A few months ago I got in contact with Ray Tutt, the last manufacturer of quality casting machines in the UK, and the genesis of a new option seemed to take shape on its own. Ray stopped manufacture due to health issues. His first contact with casting machines was with MCP, the manufacturer of the machines I bought originally. Ray helped to design the machines which I used without problem for almost 14 years. Eventually he left MCP and started his own business, S&R engineering, producing casting machines which are still prized and sought after.

Ray explained that despite the fact that he had to retire, he has continued to repair machines when possible. Retirement has given him time to think of ways of improving the designs of the machines he used to produce. He added that he had all the design drawings available. I tentatively asked him if he knew anyone who could manufacture his designs.
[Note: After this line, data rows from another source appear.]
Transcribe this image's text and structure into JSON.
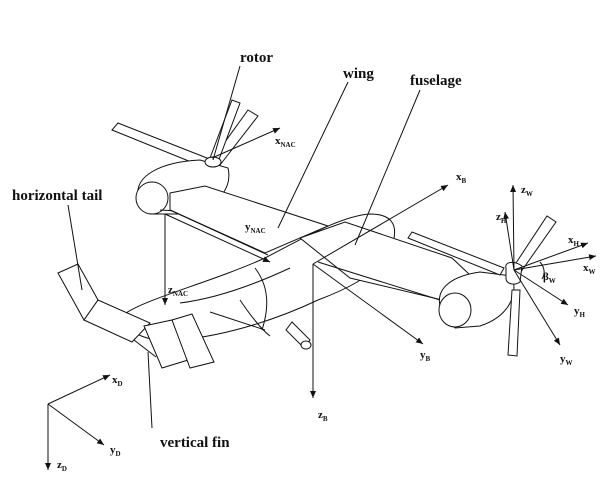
{
  "labels": {
    "rotor": "rotor",
    "wing": "wing",
    "fuselage": "fuselage",
    "horizontal_tail": "horizontal tail",
    "vertical_fin": "vertical fin"
  },
  "axes": {
    "x_nac": {
      "main": "x",
      "sub": "NAC"
    },
    "y_nac": {
      "main": "y",
      "sub": "NAC"
    },
    "z_nac": {
      "main": "z",
      "sub": "NAC"
    },
    "x_b": {
      "main": "x",
      "sub": "B"
    },
    "y_b": {
      "main": "y",
      "sub": "B"
    },
    "z_b": {
      "main": "z",
      "sub": "B"
    },
    "z_w": {
      "main": "z",
      "sub": "W"
    },
    "x_w": {
      "main": "x",
      "sub": "W"
    },
    "y_w": {
      "main": "y",
      "sub": "W"
    },
    "z_h": {
      "main": "z",
      "sub": "H"
    },
    "x_h": {
      "main": "x",
      "sub": "H"
    },
    "y_h": {
      "main": "y",
      "sub": "H"
    },
    "beta_w": {
      "main": "β",
      "sub": "W"
    },
    "x_d": {
      "main": "x",
      "sub": "D"
    },
    "y_d": {
      "main": "y",
      "sub": "D"
    },
    "z_d": {
      "main": "z",
      "sub": "D"
    }
  }
}
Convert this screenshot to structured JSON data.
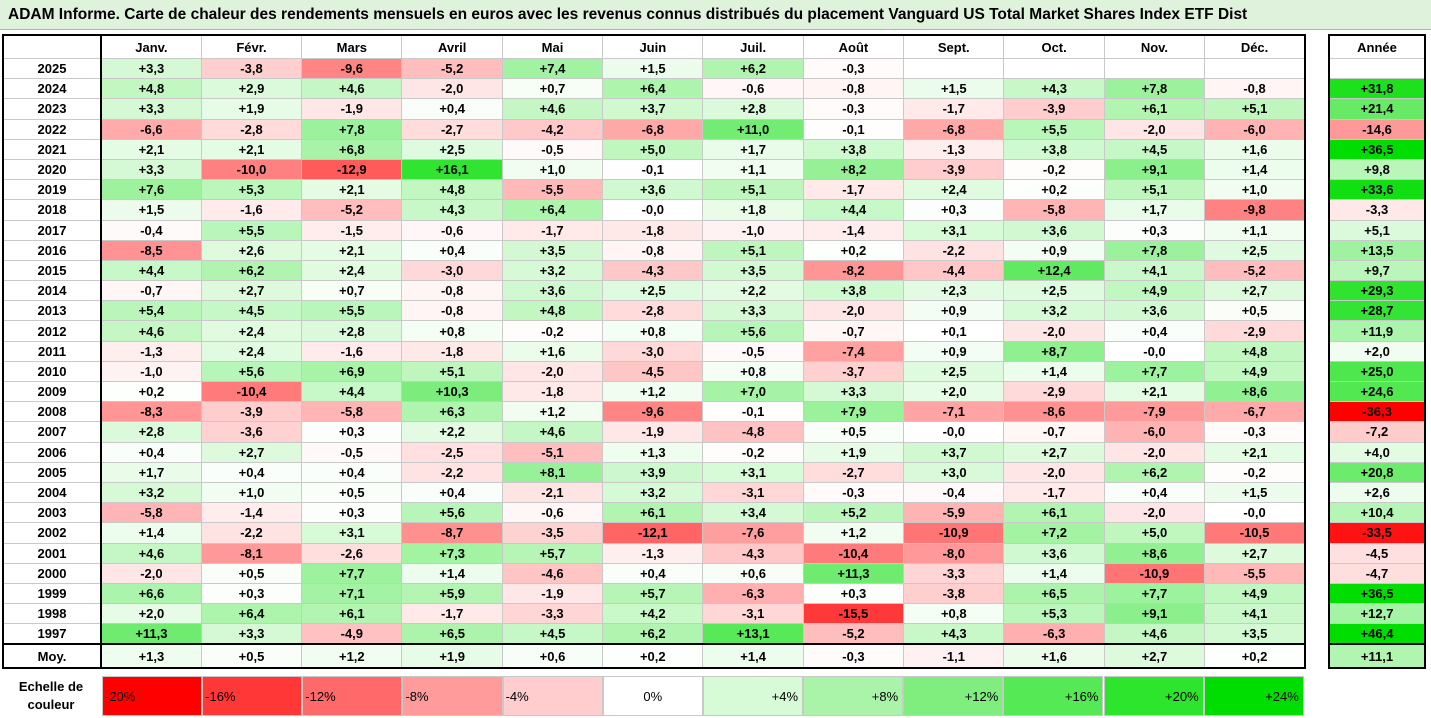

He suggested the company his ex-partner at S&R now works for - CG Hydraulics.

Getting this project off the ground has taken less time than you might anticipate. Both Ray and the directors of CG have been enthusiastic in this attempt to save Ray's designs. We all want this to work! The first Vulcaniser is well on the way to completion and should be ready for delivery by the beginning of March. I see no reason why this improved version of my original vulcaniser (with a 30 ton jack) should not work, but it is the first machine we have produced and I will need to test it for a couple of months before Iím sure we've got it right. If there are no problems, we intend to manufacture a casting machine next and then to start offering them for sale again.

I would like to emphasise that I am not an engineer. I did not set out to start manufacturing casting machines in the UK again; all I wanted (or still want) is a working vulcaniser so that I can carry on producing quality figures. In the process I seem to have ended up with an opportunity to save Ray's designs which I simply could not turn my back on. The UK does not manufacture much nowadays but we are still the centre of the wargames figure industry. Presently, manufacturers are producing figures on rapidly aging machines maintained largely by Ray. At some point these old machines are going to develop problems, much as my vulcaniser did, and there is going to be no one in the UK to fix or replace them. Am I the only one who sees this as a ticking time-bomb for our industry?

I have had two torrid years, with one disappointment after another. I do have many new figures ready to go into moulds but will not put them into the unreliable machine I have at present as the few attempts I have made have ended in disaster (the Saxon grenadiers will have to be re-sculpted). I sincerely hope that the new Ray Tutt designed vulcaniser will end my problems otherwise I am 'chucking it in' and taking up fishing! I will keep you posted.